By MICAH HENRY
The Taylorsville Town Council met for its regular monthly meeting on Tuesday, September 7, 2021, at Town Hall.
Mayor George Holleman called the meeting to order and read from Psalm 121. He named several local citizens who had passed away recently: Don Brown, Dale Reese, Nelson Boston, Marvin Gregory, Frank Herndon, and Archie Fox, and prayed for their families in an invocation. Holleman then led the assembly in the Pledge of Allegiance to the U.S. Flag.
Police Chief Doug Bowman noted that his department had received about 1,074 calls from the Alexander 911 Center during August (not including calls directly to Town Hall). He noted that the department is probing a shooting death at the townhomes next to Town Park but that it is not believed to be suspicious.

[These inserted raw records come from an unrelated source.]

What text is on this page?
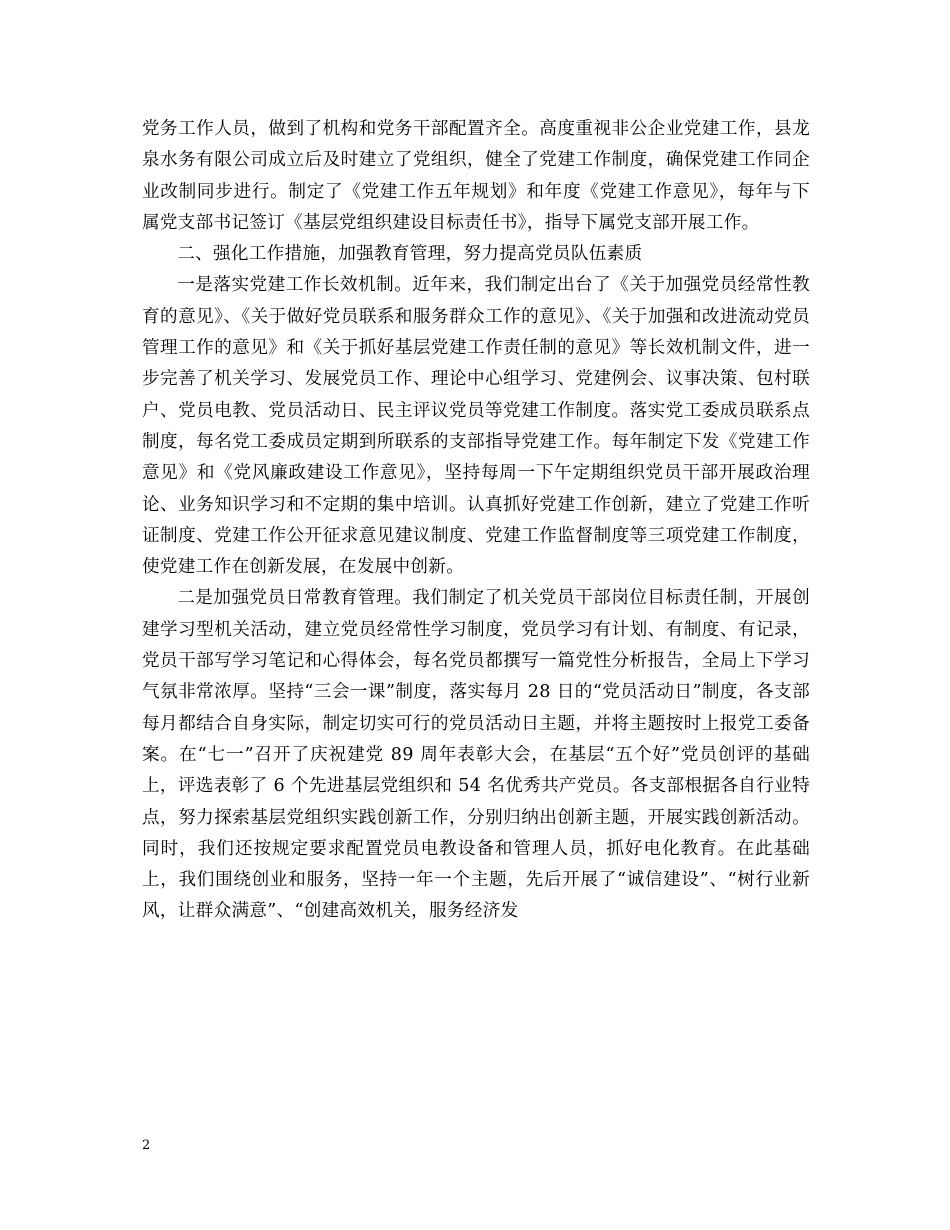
党务工作人员，做到了机构和党务干部配置齐全。高度重视非公企业党建工作，县龙泉水务有限公司成立后及时建立了党组织，健全了党建工作制度，确保党建工作同企业改制同步进行。制定了《党建工作五年规划》和年度《党建工作意见》，每年与下属党支部书记签订《基层党组织建设目标责任书》，指导下属党支部开展工作。

二、强化工作措施，加强教育管理，努力提高党员队伍素质

一是落实党建工作长效机制。近年来，我们制定出台了《关于加强党员经常性教育的意见》、《关于做好党员联系和服务群众工作的意见》、《关于加强和改进流动党员管理工作的意见》和《关于抓好基层党建工作责任制的意见》等长效机制文件，进一步完善了机关学习、发展党员工作、理论中心组学习、党建例会、议事决策、包村联户、党员电教、党员活动日、民主评议党员等党建工作制度。落实党工委成员联系点制度，每名党工委成员定期到所联系的支部指导党建工作。每年制定下发《党建工作意见》和《党风廉政建设工作意见》，坚持每周一下午定期组织党员干部开展政治理论、业务知识学习和不定期的集中培训。认真抓好党建工作创新，建立了党建工作听证制度、党建工作公开征求意见建议制度、党建工作监督制度等三项党建工作制度，使党建工作在创新发展，在发展中创新。

二是加强党员日常教育管理。我们制定了机关党员干部岗位目标责任制，开展创建学习型机关活动，建立党员经常性学习制度，党员学习有计划、有制度、有记录，党员干部写学习笔记和心得体会，每名党员都撰写一篇党性分析报告，全局上下学习气氛非常浓厚。坚持“三会一课”制度，落实每月 28 日的“党员活动日”制度，各支部每月都结合自身实际，制定切实可行的党员活动日主题，并将主题按时上报党工委备案。在“七一”召开了庆祝建党 89 周年表彰大会，在基层“五个好”党员创评的基础上，评选表彰了 6 个先进基层党组织和 54 名优秀共产党员。各支部根据各自行业特点，努力探索基层党组织实践创新工作，分别归纳出创新主题，开展实践创新活动。同时，我们还按规定要求配置党员电教设备和管理人员，抓好电化教育。在此基础上，我们围绕创业和服务，坚持一年一个主题，先后开展了“诚信建设”、“树行业新风，让群众满意”、“创建高效机关，服务经济发

2
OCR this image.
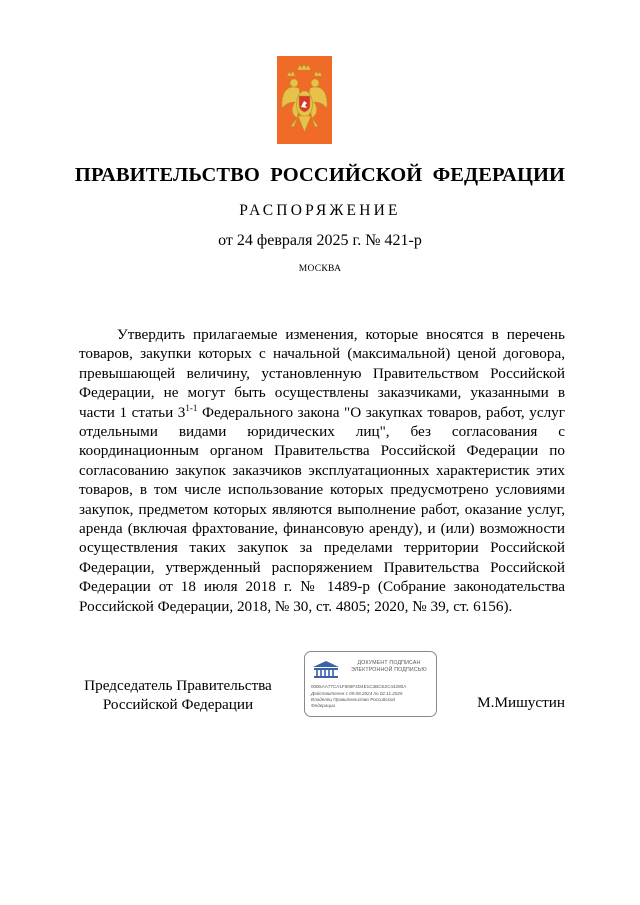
ПРАВИТЕЛЬСТВО РОССИЙСКОЙ ФЕДЕРАЦИИ
РАСПОРЯЖЕНИЕ
от 24 февраля 2025 г. № 421-р
МОСКВА

Утвердить прилагаемые изменения, которые вносятся в перечень товаров, закупки которых с начальной (максимальной) ценой договора, превышающей величину, установленную Правительством Российской Федерации, не могут быть осуществлены заказчиками, указанными в части 1 статьи 3$^{1-1}$ Федерального закона "О закупках товаров, работ, услуг отдельными видами юридических лиц", без согласования с координационным органом Правительства Российской Федерации по согласованию закупок заказчиков эксплуатационных характеристик этих товаров, в том числе использование которых предусмотрено условиями закупок, предметом которых являются выполнение работ, оказание услуг, аренда (включая фрахтование, финансовую аренду), и (или) возможности осуществления таких закупок за пределами территории Российской Федерации, утвержденный распоряжением Правительства Российской Федерации от 18 июля 2018 г. № 1489-р (Собрание законодательства Российской Федерации, 2018, № 30, ст. 4805; 2020, № 39, ст. 6156).

Председатель Правительства
Российской Федерации
ДОКУМЕНТ ПОДПИСАН
ЭЛЕКТРОННОЙ ПОДПИСЬЮ
00B5AA77CA1F606F4D4E1C3BCE2C44280A
Действителен с 09.08.2024 по 02.11.2025
Владелец Правительство Российской
Федерации	М.Мишустин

Chief Bowman noted that due to the current shortage of staff, some of his officers are working extra shifts and working overtime to protect the town. He noted the Alexander County Sheriff’s Office is also short staffed. Mayor Holleman asked if officers were “quasi-happy” and the chief responded that most were. However, Bowman suggested more applicants might be obtained if starting pay for officers is increased.
Council members unanimously agreed to renew the Planning Services contract ($16,000 per year) with the Alexander County Planning and Zoning Office. The new County Planner is Dustin Millsaps. In addition to planning, the County assists the Town with issuance of zoning permits, zoning interpretations, and enforcement of the Minimum Housing Code, Solid Waste and Nuisance Ordinance, and Alexander County Historic Preservation Ordinance.

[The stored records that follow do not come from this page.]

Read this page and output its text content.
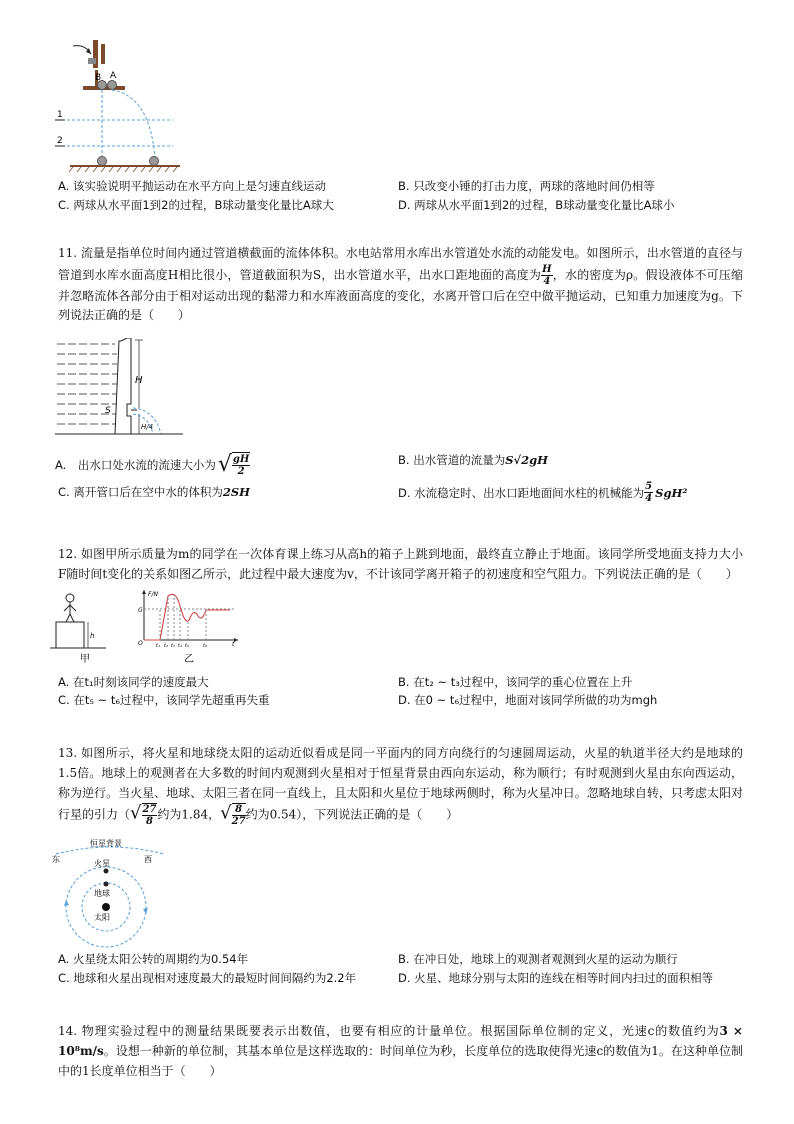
B A
1
2
A. 该实验说明平抛运动在水平方向上是匀速直线运动	B. 只改变小锤的打击力度，两球的落地时间仍相等
C. 两球从水平面1到2的过程，B球动量变化量比A球大	D. 两球从水平面1到2的过程，B球动量变化量比A球小

11. 流量是指单位时间内通过管道横截面的流体体积。水电站常用水库出水管道处水流的动能发电。如图所示，出水管道的直径与管道到水库水面高度H相比很小，管道截面积为S，出水管道水平，出水口距地面的高度为 $\frac{H}{4}$ ，水的密度为ρ。假设液体不可压缩并忽略流体各部分由于相对运动出现的黏滞力和水库液面高度的变化，水离开管口后在空中做平抛运动，已知重力加速度为g。下列说法正确的是（　　）

H
S
H/4
A.　出水口处水流的流速大小为 √ $\frac{gH}{2}$	B. 出水管道的流量为S√2gH
C. 离开管口后在空中水的体积为2SH	D. 水流稳定时、出水口距地面间水柱的机械能为 $\frac{5}{4} SgH^2$
12. 如图甲所示质量为m的同学在一次体育课上练习从高h的箱子上跳到地面，最终直立静止于地面。该同学所受地面支持力大小F随时间t变化的关系如图乙所示，此过程中最大速度为v，不计该同学离开箱子的初速度和空气阻力。下列说法正确的是（　　）
h
甲
F/N
G
O	t
t₁ t₂ t₃ t₄ t₅	t₆
乙
A. 在t₁时刻该同学的速度最大	B. 在t₂ ~ t₃过程中，该同学的重心位置在上升
C. 在t₅ ~ t₆过程中，该同学先超重再失重	D. 在0 ~ t₆过程中，地面对该同学所做的功为mgh

13. 如图所示，将火星和地球绕太阳的运动近似看成是同一平面内的同方向绕行的匀速圆周运动，火星的轨道半径大约是地球的1.5倍。地球上的观测者在大多数的时间内观测到火星相对于恒星背景由西向东运动，称为顺行；有时观测到火星由东向西运动，称为逆行。当火星、地球、太阳三者在同一直线上，且太阳和火星位于地球两侧时，称为火星冲日。忽略地球自转，只考虑太阳对行星的引力（√ $\frac{27}{8}$ 约为1.84，√ $\frac{8}{27}$ 约为0.54），下列说法正确的是（　　）

恒星背景
东	西
火星
地球
太阳
A. 火星绕太阳公转的周期约为0.54年	B. 在冲日处，地球上的观测者观测到火星的运动为顺行
C. 地球和火星出现相对速度最大的最短时间间隔约为2.2年	D. 火星、地球分别与太阳的连线在相等时间内扫过的面积相等

14. 物理实验过程中的测量结果既要表示出数值，也要有相应的计量单位。根据国际单位制的定义，光速c的数值约为3 × 10⁸m/s。设想一种新的单位制，其基本单位是这样选取的：时间单位为秒，长度单位的选取使得光速c的数值为1。在这种单位制中的1长度单位相当于（　　）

Town Manager David Odom noted the Police Department’s surplus sidearms have been sold to Duncan Gun Shop of North Wilkesboro for $9,041. Chief Bowman requested the surplus of three 12-guage shotguns as well. The proceeds from the sale of the arms will be placed back into the Police budget.
The Council voted unanimously to establish a project budget ordinance regarding $344,033.89 that represents the first distribution of two sums from the American Rescue Plan. This is funded by the U.S. Dept. of the Treasury. This action sets both revenues and expenditures in a standalone fund, much like a grant project, so that all items can be tracked within the specific fund. Areas likely to be addressed with the first distribution are: streets and sidewalk repairs, water and sewer infrastructure, and collection of past due utilities.
Odom presented a trade-in offer for five aged police vehicles in various states of disrepair, including a 2000 Ford Crown Victoria, a 2008 Ford Crown Victoria, a 2008 Ford Mustang, a 2011 Ford Crown Victoria, and a 2004 Ford Explorer. Stikeleather Auto Sales offered $6,200 for all five vehicles, which Council members voted to unanimously accept. The amount will be put toward a trade for a used 2018 vehicle for the police fleet.
For public works, Odom indicated that the next two months would include sewer pipe cleaning. He said ten percent of the system must be cleaned annually and documented with cameras. Odom said the cleaning would affect town traffic while cleaning was performed. He also said the sewer pump maintenance was back to normal, with a cost of about $8,000 to $12,000 per month.
The Town’s 1984 model leaf collection truck is back on patrol this fall after having experienced a fire last year, said Odom.
Next meeting Oct. 5 with public hearings
The next meeting is planned for Tuesday, October 5, at 5:30 p.m. in which the Council will hold public hearings on a text amendment and rezoning of land on Golf Course Lane to allow horse stables.